Five years ago, the electro-pop landscape looked very different: It was a time when Lady Gaga had her monster paws wrapped tight ’round the world with her brand of macabre “Bad Romance” dance-pop, and when songstresses from across the pond began pouring into American airwaves, including the hard-edged ’80’s-inspired synth sounds of La Roux and the electronic wisps of Ellie Goulding. But just north, a sugary-voiced Canadian songwriter who called herself Lights was quietly making her own ripples in her homeland.
After starting her career writing songs for the television series Instant Star, Lights (real name: Valerie Poxleitner) eventually transitioned into singer-songwriter-mode; she landed a few hits at Canadian radio, including “Drive My Soul” and “February Air,” before the release of her 2009 debut, The Listening. Two years later, she returned with a grittier sound on Siberia, a chillier, left-leaning collection that predates what would eventually become radio’s brief love affair with dubstep-infused pop. Now that dance festivals and superstar DJs have flooded the mainstream, synth-pop isn’t the chart rarity it was when Lights was still writing her debut — but with her third studio album Little Machines (due out on September 23), the songwriter stays true to her own sound while adapting to some newer noises within an increasingly overstuffed genre.
Co-helmed by longtime collaborator Thomas Salter, Drew Pearson and mixed by Mark “Spike” Stent, the singer’s third full-length outing moves away from the dub textures of her last LP and returns to the brighter sparkles of her debut, but aims higher — and further. Little Machines is the singer’s most broadly appealing record to date, offering a mixture of starry-eyed sentiments, propulsive beats and razor-sharp hooks — much in the same way that fellow Canadian songsmiths Tegan & Sara crafted their acclaimed indie-gone-pop 2013 album, Heartthrob.

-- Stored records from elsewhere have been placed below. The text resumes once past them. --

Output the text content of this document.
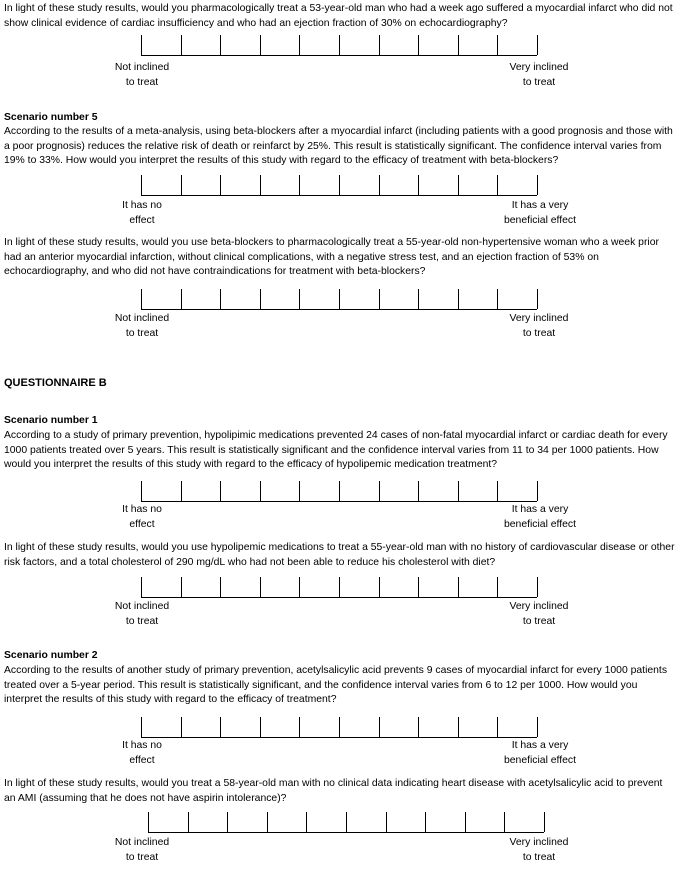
In light of these study results, would you pharmacologically treat a 53-year-old man who had a week ago suffered a myocardial infarct who did not show clinical evidence of cardiac insufficiency and who had an ejection fraction of 30% on echocardiography?

Not inclined
to treat
Very inclined
to treat
Scenario number 5

According to the results of a meta-analysis, using beta-blockers after a myocardial infarct (including patients with a good prognosis and those with a poor prognosis) reduces the relative risk of death or reinfarct by 25%. This result is statistically significant. The confidence interval varies from 19% to 33%. How would you interpret the results of this study with regard to the efficacy of treatment with beta-blockers?

It has no
effect
It has a very
beneficial effect

In light of these study results, would you use beta-blockers to pharmacologically treat a 55-year-old non-hypertensive woman who a week prior had an anterior myocardial infarction, without clinical complications, with a negative stress test, and an ejection fraction of 53% on echocardiography, and who did not have contraindications for treatment with beta-blockers?

Not inclined
to treat
Very inclined
to treat
QUESTIONNAIRE B
Scenario number 1

According to a study of primary prevention, hypolipimic medications prevented 24 cases of non-fatal myocardial infarct or cardiac death for every 1000 patients treated over 5 years. This result is statistically significant and the confidence interval varies from 11 to 34 per 1000 patients. How would you interpret the results of this study with regard to the efficacy of hypolipemic medication treatment?

It has no
effect
It has a very
beneficial effect

In light of these study results, would you use hypolipemic medications to treat a 55-year-old man with no history of cardiovascular disease or other risk factors, and a total cholesterol of 290 mg/dL who had not been able to reduce his cholesterol with diet?

Not inclined
to treat
Very inclined
to treat
Scenario number 2

According to the results of another study of primary prevention, acetylsalicylic acid prevents 9 cases of myocardial infarct for every 1000 patients treated over a 5-year period. This result is statistically significant, and the confidence interval varies from 6 to 12 per 1000. How would you interpret the results of this study with regard to the efficacy of treatment?

It has no
effect
It has a very
beneficial effect

In light of these study results, would you treat a 58-year-old man with no clinical data indicating heart disease with acetylsalicylic acid to prevent an AMI (assuming that he does not have aspirin intolerance)?

Not inclined
to treat
Very inclined
to treat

Lead single “Up We Go” led the charge with an enthusiastic burst of glittering self-empowerment, marking one her most assured cuts to date: it’s an undeniably catchy kick-off, if not slightly too on the nose with today’s trends. Album opener “Portal,” by contrast, expands in the speakers as one continuous, chill-inducing whisper, confident vocals and robust production pointing to her evolution as an artist. But despite her sonic maturation, nostalgia courses through the record. Standouts like the sleek and dreamy “Speeding” and “Running With the Boys,” the album’s namesake, bounce along atop romantic, ’80’s-leaning synthesizers and licks of New Wave guitar, as she dreamily recalls days gone by. Meanwhile, the anthemic “Same Sea” packs crashing post-chorus breakdowns, while “Muscle Memory” is a chunky slab of synth-pop that stabs at the speakers not unlike something from CHVRCHES’ back catalogue.

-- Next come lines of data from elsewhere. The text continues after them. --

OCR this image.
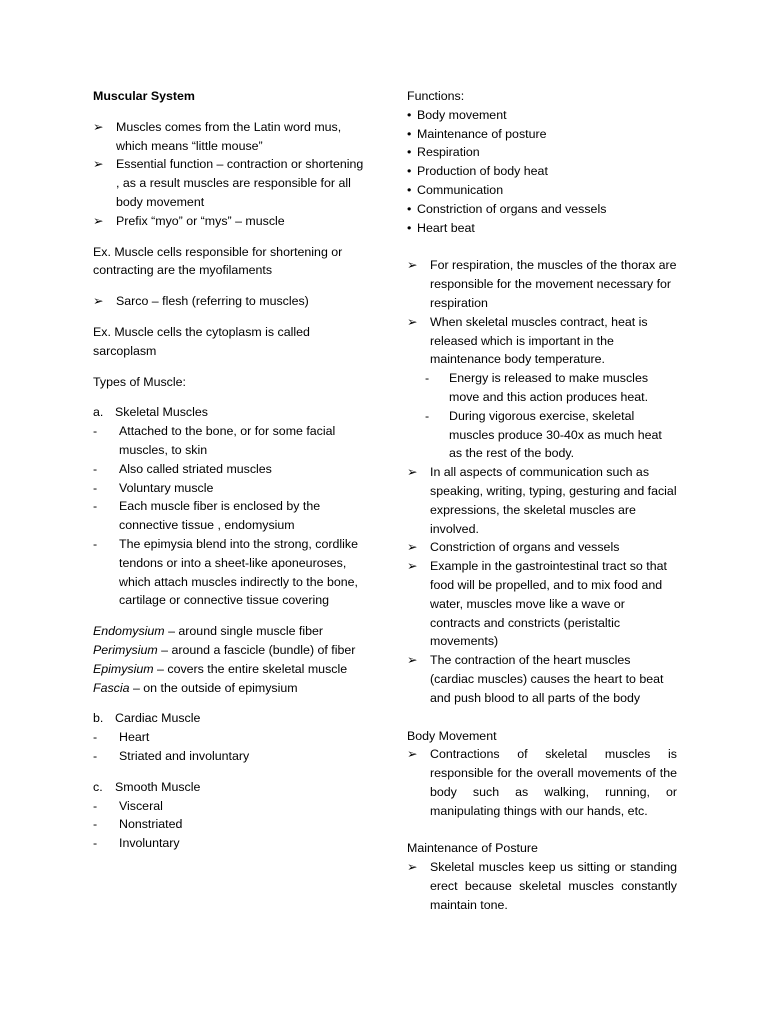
Muscular System

➢	Muscles comes from the Latin word mus, which means “little mouse”
➢	Essential function – contraction or shortening , as a result muscles are responsible for all body movement
➢	Prefix “myo” or “mys” – muscle

Ex. Muscle cells responsible for shortening or contracting are the myofilaments

➢	Sarco – flesh (referring to muscles)

Ex. Muscle cells the cytoplasm is called sarcoplasm

Types of Muscle:

a. Skeletal Muscles
- Attached to the bone, or for some facial muscles, to skin
- Also called striated muscles
- Voluntary muscle
- Each muscle fiber is enclosed by the connective tissue , endomysium
- The epimysia blend into the strong, cordlike tendons or into a sheet-like aponeuroses, which attach muscles indirectly to the bone, cartilage or connective tissue covering

Endomysium – around single muscle fiber

Perimysium – around a fascicle (bundle) of fiber

Epimysium – covers the entire skeletal muscle

Fascia – on the outside of epimysium

b. Cardiac Muscle
- Heart
- Striated and involuntary
c. Smooth Muscle
- Visceral
- Nonstriated
- Involuntary

Functions:

• Body movement
• Maintenance of posture
• Respiration
• Production of body heat
• Communication
• Constriction of organs and vessels
• Heart beat
➢	For respiration, the muscles of the thorax are responsible for the movement necessary for respiration
➢	When skeletal muscles contract, heat is released which is important in the maintenance body temperature.
- Energy is released to make muscles move and this action produces heat.
- During vigorous exercise, skeletal muscles produce 30-40x as much heat as the rest of the body.
➢	In all aspects of communication such as speaking, writing, typing, gesturing and facial expressions, the skeletal muscles are involved.
➢	Constriction of organs and vessels
➢	Example in the gastrointestinal tract so that food will be propelled, and to mix food and water, muscles move like a wave or contracts and constricts (peristaltic movements)
➢	The contraction of the heart muscles (cardiac muscles) causes the heart to beat and push blood to all parts of the body

Body Movement

➢	Contractions of skeletal muscles is responsible for the overall movements of the body such as walking, running, or manipulating things with our hands, etc.

Maintenance of Posture

➢	Skeletal muscles keep us sitting or standing erect because skeletal muscles constantly maintain tone.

But perhaps the most poignant is the album closer “Don’t Go Home Without Me,” a deeply romantic tribute to her partner, which underscores Lights’ hopeful state of mind: “This is the song I will sing to you when you’re old and tired / I will sing it to remind you that I’m old beside you,” she pledges. Sure, the underlying synth-pop pulsations might one day sound dated — but the song’s sweet melody, as with the many highlights on the record, feels pretty timeless.